By Frank Spillers

3 circles- first circle and last circle many people in it, middle circle has one person in it

Summary: Inclusive Design starts with including users. Sadly, the 5 user sample size does not scale to inclusion efforts. Hence, you will need to include more users. However, it is important that you do not include a token user from an underrepresented community (eg. one wheelchair user). Instead, take an intersectional approach to user recruiting (eg. a wheelchair users who is Trans and Black). Finally, make sure to dedicate your audience research to full inclusiveness (versus adding a couple of users to check the inclusive box), so that you might understand the depth of experience for that impacted community and the issues that you need to know about to avoid bias, harm or exclusion in your product. 
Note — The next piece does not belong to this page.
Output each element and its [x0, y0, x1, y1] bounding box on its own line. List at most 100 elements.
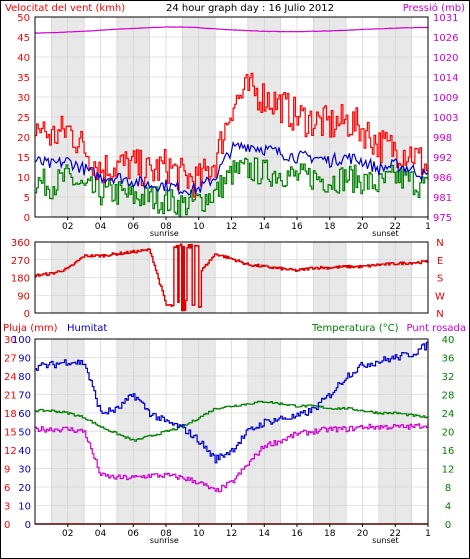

The shift toward Inclusive Design sees us adding more representation to visual search results, product strategy, and more (see Nike inclusive sizing below).

Nike plus sized model clothing manequin display

Above: Nike plus-sized workout clothing for women.

One of the starting points of exclusion is who you invite to the party. If your assumptions and biases limit who you do user research with, you can sabotage your inclusive design efforts. Therefore, inclusive user recruiting is critical for your Inclusive Design strategy. This post will discuss inclusive user recruiting in the context of sample size and emphasize the problems with the five-user sample for user testing, which has become an unchallenged ‘default’ in the industry.

Inclusion breaks with the “5 users” model

With inclusive recruiting, just having five users to test with will get you in trouble.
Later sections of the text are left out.